PatchSiren cyber security CVE debrief
CVE-2025-69873 ajv.js CVE debrief
The CVE-2025-69873 vulnerability affects the ajv (Another JSON Schema Validator) library before version 8.18.0. This vulnerability is related to a Regular Expression Denial of Service (ReDoS) issue when the $data option is enabled. The pattern keyword in ajv accepts runtime data via JSON Pointer syntax ($data reference), which is passed directly to the JavaScript RegExp() constructor without validation. An attacker can inject a malicious regex pattern combined with crafted input to cause catastrophic backtracking, leading to a denial of service. For instance, a 31-character payload causes approximately 44 seconds of CPU blocking, with each additional character doubling execution time. This enables complete denial of service with a single HTTP request against any API using ajv with $data: true for dynamic schema validation.
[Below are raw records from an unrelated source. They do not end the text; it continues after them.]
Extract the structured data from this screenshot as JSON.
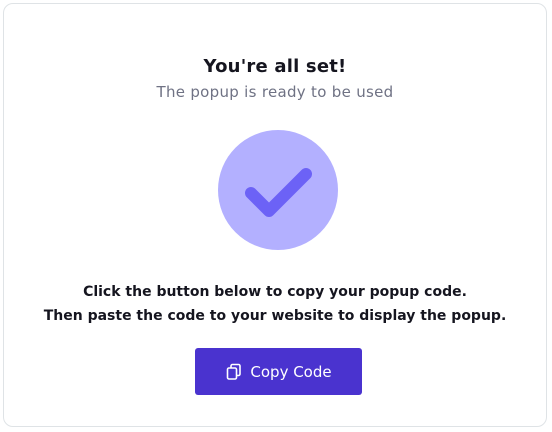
{
  "dialog": {
    "title": "You're all set!",
    "subtitle": "The popup is ready to be used",
    "instruction_line1": "Click the button below to copy your popup code.",
    "instruction_line2": "Then paste the code to your website to display the popup.",
    "copy_button_label": "Copy Code"
  },
  "icons": {
    "status": "checkmark-icon",
    "copy": "copy-icon"
  },
  "colors": {
    "accent": "#4a33cf",
    "check_circle": "#b3b0ff",
    "check_mark": "#6c62f6",
    "border": "#dfe3e6"
  }
}
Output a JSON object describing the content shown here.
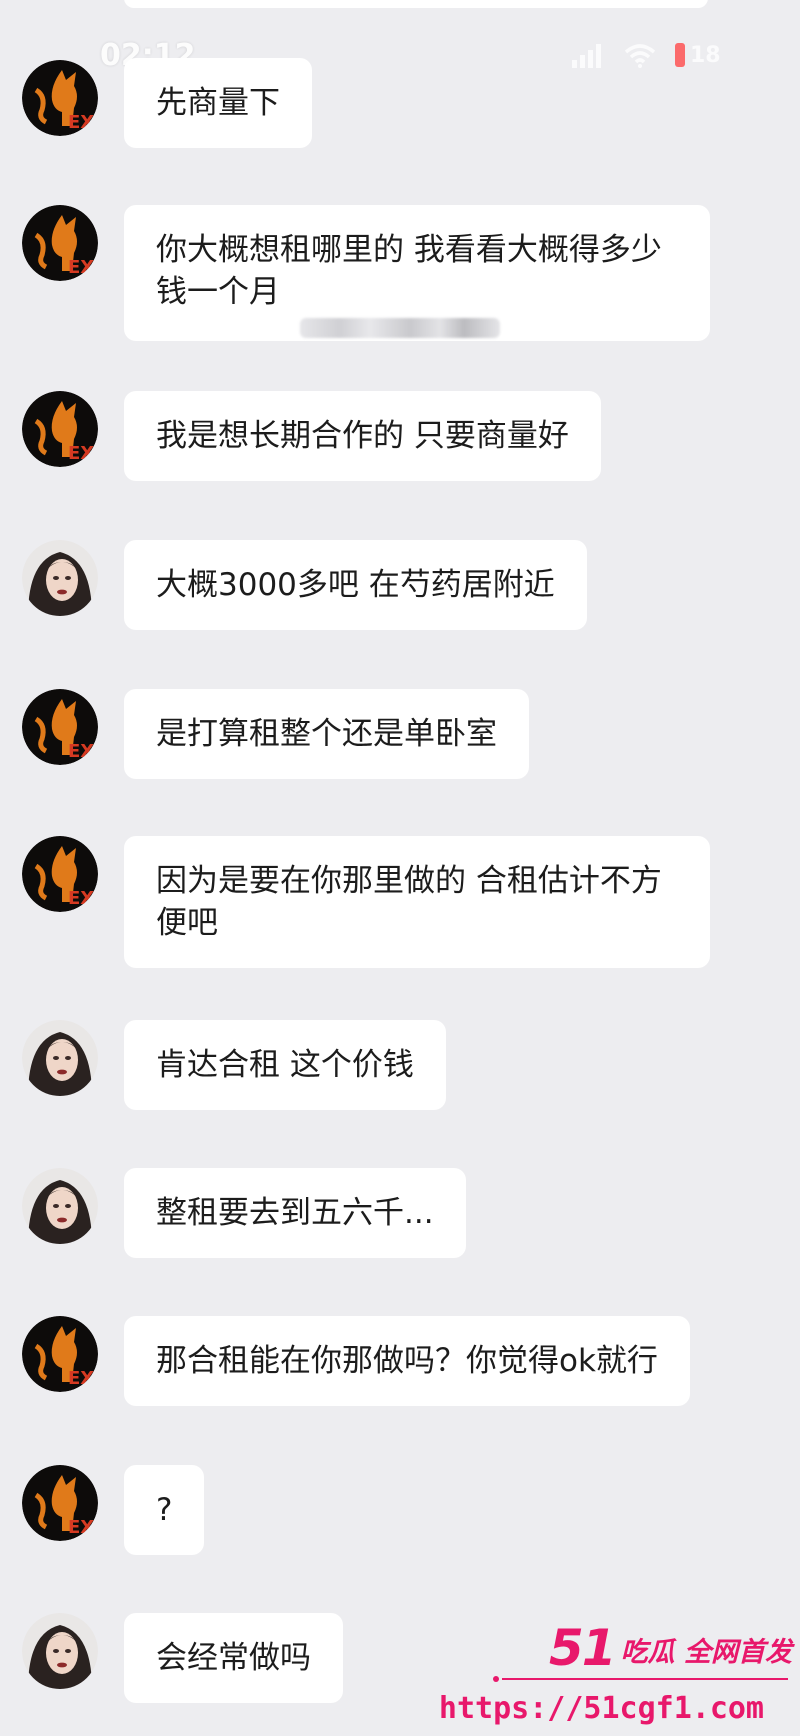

The issue is also fixed in version 6.14.0.
- Vendor
- ajv.js
- Product
- ajv
- CVSS
- LOW 2.9
- CISA KEV
- Not listed in stored evidence
- Original CVE published
- 2026-02-11
- Original CVE updated
- 2026-06-30
- Advisory published
- 2026-02-11
- Advisory updated
- 2026-06-30
Who should care
Developers and administrators using the ajv library in their applications, especially those using versions before 8.18.0, should be aware of this vulnerability. Given the CVSS score of 2.9 and a LOW severity, while the impact is relatively low, it's still crucial for those in the affected scope to take necessary actions to mitigate the risk. This includes updating to a secure version of ajv and implementing additional monitoring and protective measures.
Technical summary
The CVE-2025-69873 vulnerability is a Regular Expression Denial of Service (ReDoS) issue in the ajv library. This occurs when the $data option is enabled, allowing an attacker to inject malicious regex patterns that cause catastrophic backtracking when processed. The vulnerability is particularly concerning because it can be exploited with a single HTTP request, leading to a complete denial of service in APIs that use ajv for dynamic schema validation with $data: true. The vulnerability has been addressed in ajv version 8.18.0 and also in version 6.14.0.
Defensive priority
Given the LOW CVSS score of 2.9, the priority is relatively low but still important, especially for applications directly affected by this vulnerability. Immediate action is recommended for systems using vulnerable versions of ajv, focusing on updating to a secure version.
Recommended defensive actions
- Update ajv to version 8.18.0 or later.
- For systems unable to update to 8.18.0, consider updating to version 6.14.0.
- Implement additional monitoring to detect potential exploitation attempts.
- Review and adjust API security measures to mitigate the impact of denial-of-service attacks.
- Consider temporarily disabling the $data option if an immediate update is not feasible.
Evidence notes
The CVE-2025-69873 vulnerability details were obtained from various sources, including the NVD and CVE records. The vulnerability affects ajv versions before 8.18.0 and is fixed in version 6.14.0 and 8.18.0. The CVSS score is 2.9, indicating a LOW severity. However, the potential for denial of service makes it important for affected parties to take action.
Official resources
-
CVE-2025-69873 CVE record
CVE.org
-
CVE-2025-69873 NVD detail
NVD
-
Source item URL
nvd_modified
- Source reference
- Source reference
- Source reference
- Source reference
- Source reference
- Source reference
-
Source reference
0b0ca135-0b70-47e7-9f44-1890c2a1c46c
This article is AI-assisted and based on the supplied source corpus.